People have far more time for each other when they have more time for themselves

While there was interest in the concept of shorter working weeks before the pandemic, it was “the perfect storm”, Praslova says, in prompting everyone to think more about work/life balance. If the Covid lockdowns hadn’t obliged thousands of British employers to ask their staff to work at home, hybrid working simply wouldn’t be as prevalent as it is today. 

“That change was overdue,” she says. “The technology for working from home has been there for years. Organisations just hadn’t been willing to try it.”

Despite a general willingness among employers to allow more flexible working since 2020, “some organisations are probably still living in this old mentality”, according to Praslova. “The idea of squeezing as much as possible out people just doesn’t work – that’s been shown over and over again. Putting in more time does little for our peak performance, which is really what matters in most of our jobs. We can function at our maximum level for only a few hours each day.”

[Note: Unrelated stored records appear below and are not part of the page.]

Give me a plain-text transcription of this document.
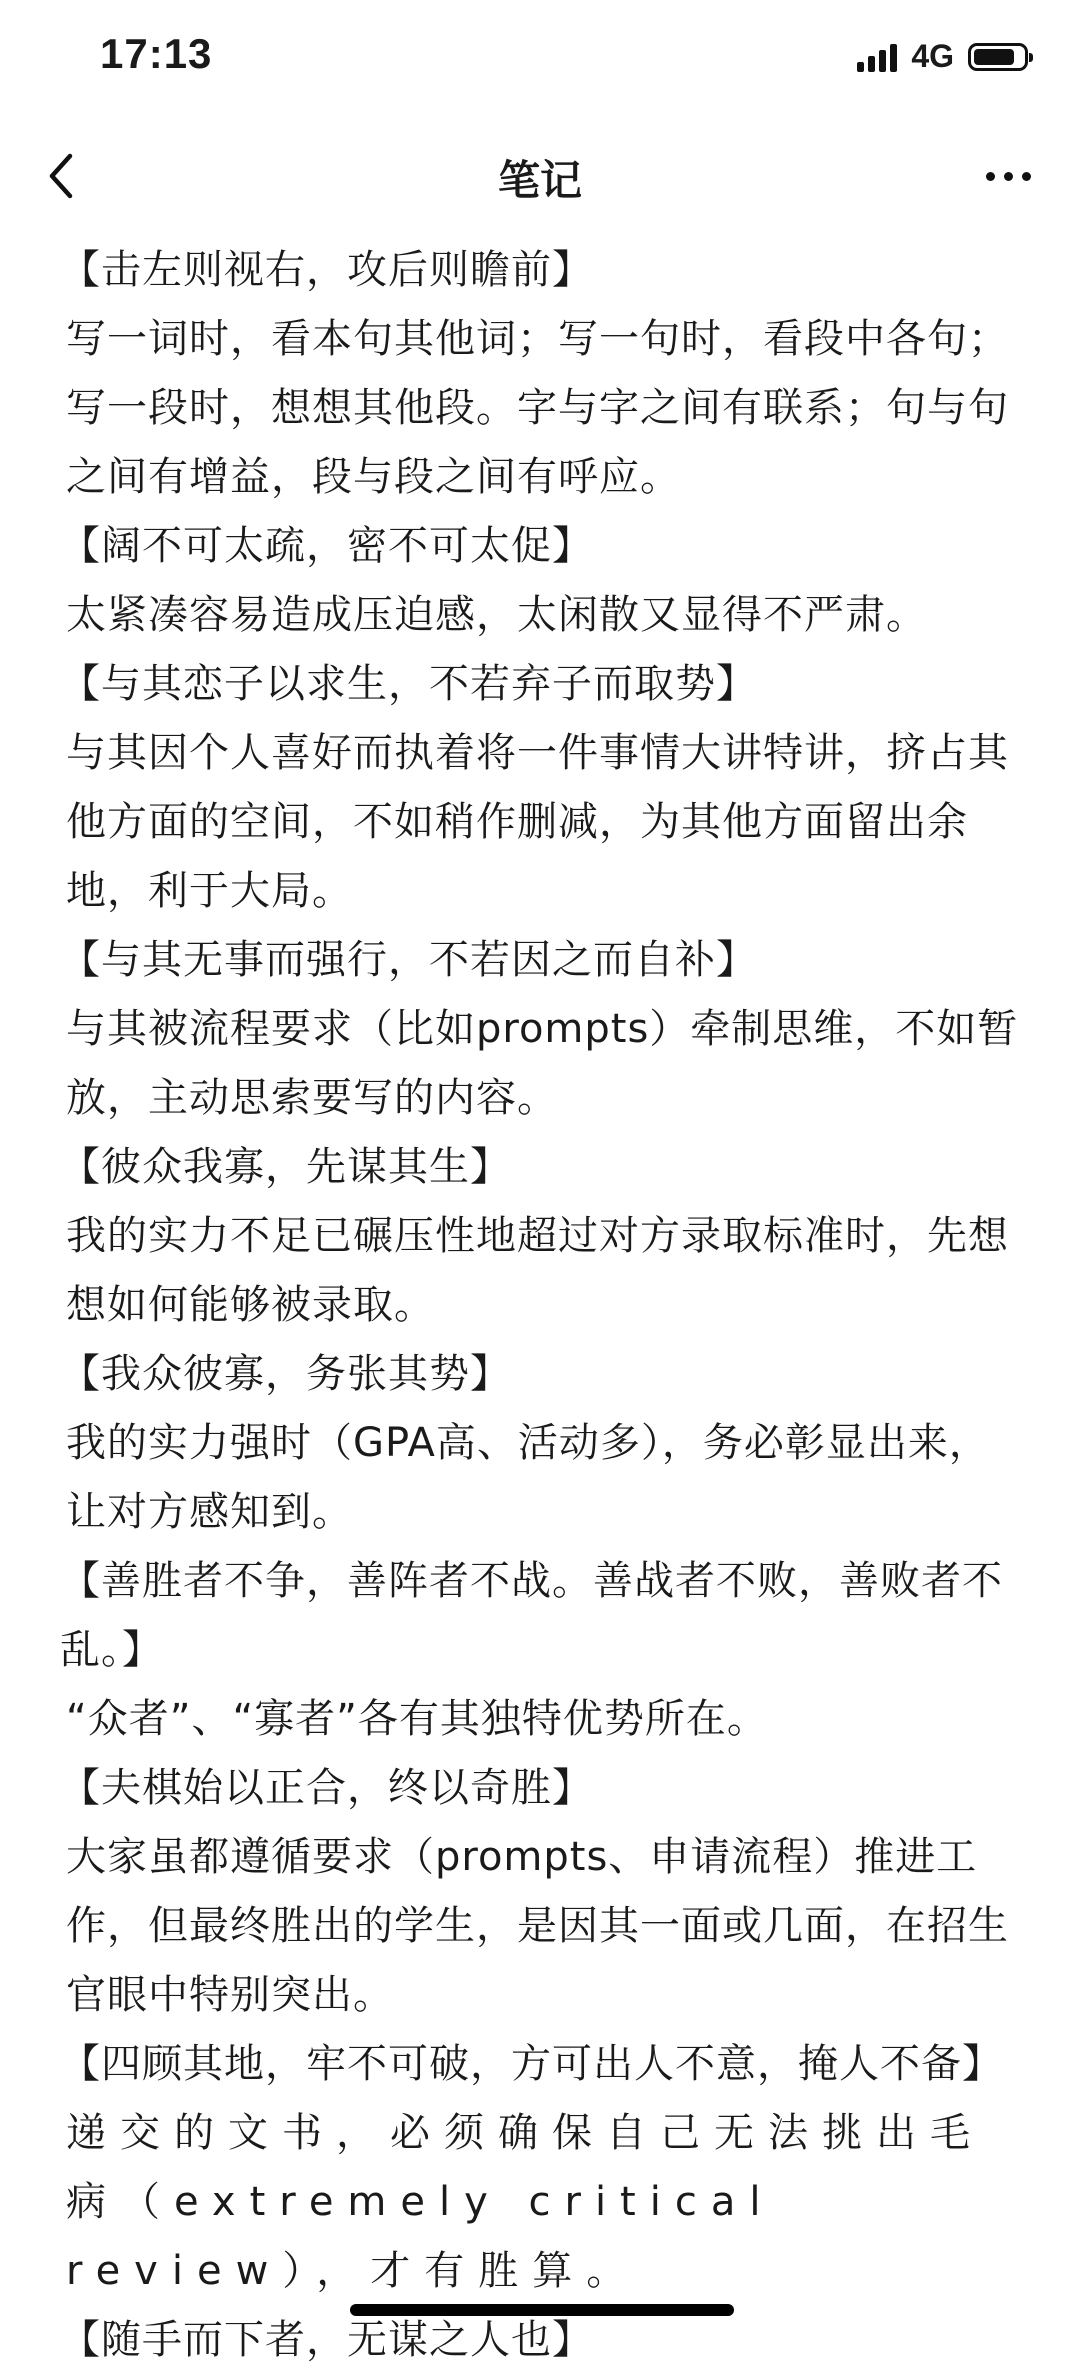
17:13	4G
笔记

【击左则视右，攻后则瞻前】

写一词时，看本句其他词；写一句时，看段中各句；写一段时，想想其他段。字与字之间有联系；句与句之间有增益，段与段之间有呼应。

【阔不可太疏，密不可太促】

太紧凑容易造成压迫感，太闲散又显得不严肃。

【与其恋子以求生，不若弃子而取势】

与其因个人喜好而执着将一件事情大讲特讲，挤占其他方面的空间，不如稍作删减，为其他方面留出余地，利于大局。

【与其无事而强行，不若因之而自补】

与其被流程要求（比如prompts）牵制思维，不如暂放，主动思索要写的内容。

【彼众我寡，先谋其生】

我的实力不足已碾压性地超过对方录取标准时，先想想如何能够被录取。

【我众彼寡，务张其势】

我的实力强时（GPA高、活动多），务必彰显出来，让对方感知到。

【善胜者不争，善阵者不战。善战者不败，善败者不乱。】

“众者”、“寡者”各有其独特优势所在。

【夫棋始以正合，终以奇胜】

大家虽都遵循要求（prompts、申请流程）推进工作，但最终胜出的学生，是因其一面或几面，在招生官眼中特别突出。

【四顾其地，牢不可破，方可出人不意，掩人不备】

递交的文书，必须确保自己无法挑出毛病（extremely critical review），才有胜算。

【随手而下者，无谋之人也】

A recent survey of nearly 2,000 UK office workers by Vouchercloud confirms her point. It found that the average respondent felt truly productive for two hours and 53 minutes of an eight-hour day.

Moving to a four-day week could also have a positive effect on staff retention, according to Ashley Whillans, assistant professor of business administration at Harvard Business School. 

“My research shows that one of the top three predictors of employee engagement is time-affluence – the extent to which people feel that their employers care about protecting their time,” she says. “The results suggest that, if the four-day week helps employees to feel more time-affluent and in control of their time, the initiative could be linked to lower intentions to quit.”

A survey of 2,000 UK workers published by recruitment website Reed.co.uk in September 2021 found that 71% of respondents were either in search of a new employer or open to new opportunities. They ranked the offer of more flexible hours second only to a pay rise as a reason to stay put.

But Whillans points out that the four-day week might not be the answer to the so-called great resignation

“Many such initiatives are happening in the tech industry and other fields that rely on knowledge workers,” she reports. “The great resignation is localised in sectors that have been most affected by Covid-19, such as hospitality, retail and manufacturing. Unless these sectors adopt the four-day week as well, it’s unlikely to produce big shifts in the job market.”

While Burgess acknowledges that four-day-week trials in white-collar sectors have attracted the most publicity so far, she stresses that there is interest among manufacturers and retailers too. 

A flexible model would look “slightly different, but it’s definitely implementable in those settings”, she says. Indeed, a brewery, a chip shop and a car-parts retailer are among the businesses participating in the 4 Day Week Global trial.

As similar experiments are conducted around the globe, only time will tell whether the four-day week can become the norm. But it’s hard to envisage who wouldn’t want a future where people are more time-affluent, yet just as productive (if not more so), in a healthier, kinder and more cohesive society.